Çok acayip bir gündem yarattık. Adana Demirspor en iyi gününde de en kötü gününde de her zaman dillerde... Deprem uzmanından milletvekiline, siyasal analizciden devrimci solcusuna kadar herkes dün akşamki sahadan çekilme olayını konuşuyor. Bu tepkiyi ancak Adana Demirspor gibi güçlü bir camia verirse bu kadar ses getirebilirdi.
Kararın bizim açımızdan iki boyutu var; yaşanan haksızlıklara verilen tepki ve bu kararı veren kişi. İkincisi, Murat Sancak, zaten geçen seneden bu yana TFF ve hakemler aleyhine pek çok kez konuştu, açıklama yaptı; bunun için defalarca ceza yedi. Başkanlığı en azından kağıt üzerinde bırakmasının nedeni de bu cezalardı. Haklı olduğu yanlar vardı tabii ama bizim için ana konu takımın borçlarını öde(ye)memesi idi. Bugün için de bu durum hala geçerli; Demirspor'un durumunda değişen bir şey yok. Kararı veren kişinin yanlışları, kararın doğruluğunu gölgelememeli. Sancak'a eleştirilerimiz ve taleplerimiz baki kalarak, TFF'ye verilen tepkinin doğru olduğunu söylemek gerekli.
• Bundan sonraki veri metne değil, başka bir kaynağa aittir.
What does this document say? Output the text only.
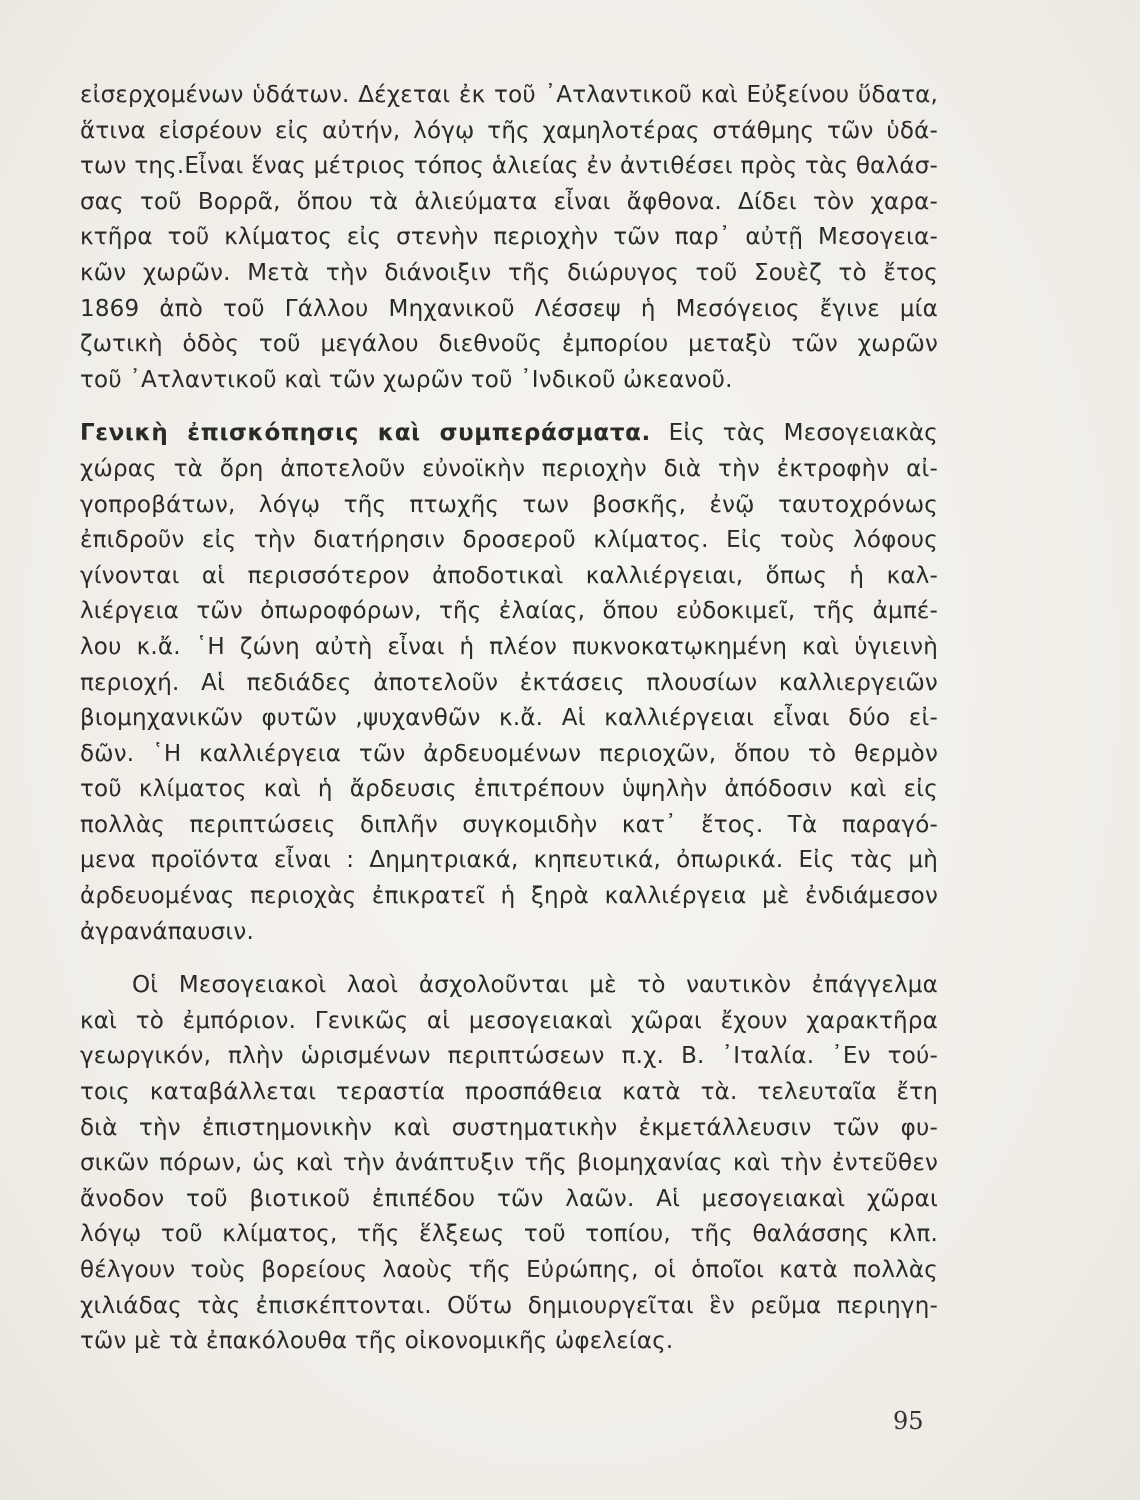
εἰσερχομένων ὑδάτων. Δέχεται ἐκ τοῦ ᾿Ατλαντικοῦ καὶ Εὐξείνου ὕδατα,
ἅτινα εἰσρέουν εἰς αὐτήν, λόγῳ τῆς χαμηλοτέρας στάθμης τῶν ὑδά-
των της.Εἶναι ἕνας μέτριος τόπος ἁλιείας ἐν ἀντιθέσει πρὸς τὰς θαλάσ-
σας τοῦ Βορρᾶ, ὅπου τὰ ἁλιεύματα εἶναι ἄφθονα. Δίδει τὸν χαρα-
κτῆρα τοῦ κλίματος εἰς στενὴν περιοχὴν τῶν παρ᾿ αὐτῇ Μεσογεια-
κῶν χωρῶν. Μετὰ τὴν διάνοιξιν τῆς διώρυγος τοῦ Σουὲζ τὸ ἔτος
1869 ἀπὸ τοῦ Γάλλου Μηχανικοῦ Λέσσεψ ἡ Μεσόγειος ἔγινε μία
ζωτικὴ ὁδὸς τοῦ μεγάλου διεθνοῦς ἐμπορίου μεταξὺ τῶν χωρῶν
τοῦ ᾿Ατλαντικοῦ καὶ τῶν χωρῶν τοῦ ᾿Ινδικοῦ ὠκεανοῦ.
Γενικὴ ἐπισκόπησις καὶ συμπεράσματα. Εἰς τὰς Μεσογειακὰς
χώρας τὰ ὄρη ἀποτελοῦν εὐνοϊκὴν περιοχὴν διὰ τὴν ἐκτροφὴν αἰ-
γοπροβάτων, λόγῳ τῆς πτωχῆς των βοσκῆς, ἐνῷ ταυτοχρόνως
ἐπιδροῦν εἰς τὴν διατήρησιν δροσεροῦ κλίματος. Εἰς τοὺς λόφους
γίνονται αἱ περισσότερον ἀποδοτικαὶ καλλιέργειαι, ὅπως ἡ καλ-
λιέργεια τῶν ὀπωροφόρων, τῆς ἐλαίας, ὅπου εὐδοκιμεῖ, τῆς ἀμπέ-
λου κ.ἄ. ῾Η ζώνη αὐτὴ εἶναι ἡ πλέον πυκνοκατῳκημένη καὶ ὑγιεινὴ
περιοχή. Αἱ πεδιάδες ἀποτελοῦν ἐκτάσεις πλουσίων καλλιεργειῶν
βιομηχανικῶν φυτῶν ,ψυχανθῶν κ.ἄ. Αἱ καλλιέργειαι εἶναι δύο εἰ-
δῶν. ῾Η καλλιέργεια τῶν ἀρδευομένων περιοχῶν, ὅπου τὸ θερμὸν
τοῦ κλίματος καὶ ἡ ἄρδευσις ἐπιτρέπουν ὑψηλὴν ἀπόδοσιν καὶ εἰς
πολλὰς περιπτώσεις διπλῆν συγκομιδὴν κατ᾿ ἔτος. Τὰ παραγό-
μενα προϊόντα εἶναι : Δημητριακά, κηπευτικά, ὀπωρικά. Εἰς τὰς μὴ
ἀρδευομένας περιοχὰς ἐπικρατεῖ ἡ ξηρὰ καλλιέργεια μὲ ἐνδιάμεσον
ἀγρανάπαυσιν.
Οἱ Μεσογειακοὶ λαοὶ ἀσχολοῦνται μὲ τὸ ναυτικὸν ἐπάγγελμα
καὶ τὸ ἐμπόριον. Γενικῶς αἱ μεσογειακαὶ χῶραι ἔχουν χαρακτῆρα
γεωργικόν, πλὴν ὡρισμένων περιπτώσεων π.χ. Β. ᾿Ιταλία. ᾿Εν τού-
τοις καταβάλλεται τεραστία προσπάθεια κατὰ τὰ. τελευταῖα ἔτη
διὰ τὴν ἐπιστημονικὴν καὶ συστηματικὴν ἐκμετάλλευσιν τῶν φυ-
σικῶν πόρων, ὡς καὶ τὴν ἀνάπτυξιν τῆς βιομηχανίας καὶ τὴν ἐντεῦθεν
ἄνοδον τοῦ βιοτικοῦ ἐπιπέδου τῶν λαῶν. Αἱ μεσογειακαὶ χῶραι
λόγῳ τοῦ κλίματος, τῆς ἕλξεως τοῦ τοπίου, τῆς θαλάσσης κλπ.
θέλγουν τοὺς βορείους λαοὺς τῆς Εὐρώπης, οἱ ὁποῖοι κατὰ πολλὰς
χιλιάδας τὰς ἐπισκέπτονται. Οὕτω δημιουργεῖται ἓν ρεῦμα περιηγη-
τῶν μὲ τὰ ἐπακόλουθα τῆς οἰκονομικῆς ὠφελείας.
95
Yaşanan haksızlıklar, hakem hataları ve Türkiye'de futbola, saha içinde ve dışında güven kalmamasının nedeni ise bizim dışımızda. Ülkenin hukuki ve kurumsal yapısı bu güveni sağlamakta başarısız. Herkesin çıkarını sağlayacak, ortak yararı tesis edecek kurumlar ve onları yönetenler, tarafsızlıklarını yitirmiş durumda. Herkes birbirini suçluyor. Ama en çok da malum iki takım. Diğer tüm takımlar da onların uydusuymuş gibi davranılıyor. Dünya onların etrafında dönüyor çünkü. Dünya çapında başarıları onları bu hale getirmiş olsa gerek! Avrupa'nın orta sıra takımları karşısında ne hale geldiklerini görüyoruz. Bizim başımızdan hiç gitmeyen borç belasının onca astronomik transfere rağmen onlara hiç uğramamasını da...
Biz para harcayıp iyi kadro kurduğumuzda liginizin marka değerine katkı, "lige renk katmış" oluyoruz. Sonrasında niye bu kadar para harcandı diye kızılıyor. Çünkü başarı denen şey için düzeni böyle kurmuşsunuz. Mütevazı genç takımla sahaya çıkınca da "e biz size söylemiştik". Bomboş tribünlere oynayan semt takımlarını görünce, "tribünü olan kulüpler buralarda olmalı". Haksızlığa tepki verince, "marka değerimizi düşürüyorsunuz"... Marka değeriniz, liginizin Avrupa'da hangi ülkede izlendiğiyle aynı sayıda: 0 (sıfır!)
Süper Lig'te geride kalan 4 sezonumuzda 3 İstanbul büyütülmüşünü de kızdırdık. Balotelli, attığı golden sonra dönemin Beşiktaş teknik direktörüne daha önce yaptığı hakaretini hatırlattı; ırkçı açıklamalara maruz kaldı. Fenerbahçe'yi Kadıköy'de yendik, GS'li eski futbolcuları transfer ettik/oynattık diye azar işittik. Galatasaray'ın artık herkesçe malum hakem kollamalarına tepki verdik, FB'nin piyonu olduk. Tribünde müthiş koreografiler hazırladık, bize özel hazırlanıyorsunuz dediler. İçeride dışarıda hakemlerce doğrandık, o hafta ya da sonraki hafta hangi İstanbullunun işine yarıyorsa, konu oradan tartışıldı...
Çözüm ve talep belli: İstanbul'un eski semt takımları, 3 büyütülmüşler, taraftarsız camiasız diğer semt takımlarıyla İstanbul'da kendi aralarında takılsın. Biz Anadolu'da ayrı bir lig kuralım. O liglerin şampiyonları, ikincileri üçüncüleri neyse, birbiriyle karşılıklı tekrar oynasınlar. Sonra siz bizi Avrupa'da rezil etmeye devam edin. "Genç oğlanlara" elenin gelin.
Kısa vadede Milli Takım'a teknik direktör ve futbolcu kazandırmış; unutulmaya yüz tutmuş futbolculara tekrar form ve forma vermiş, her daim mücadelenin içinde bir takım ve camia olarak Adana Demirsporlular, yerimiz sıramız fark etmez, bulundukları her ortamda fark yaratmaya devam edecektir.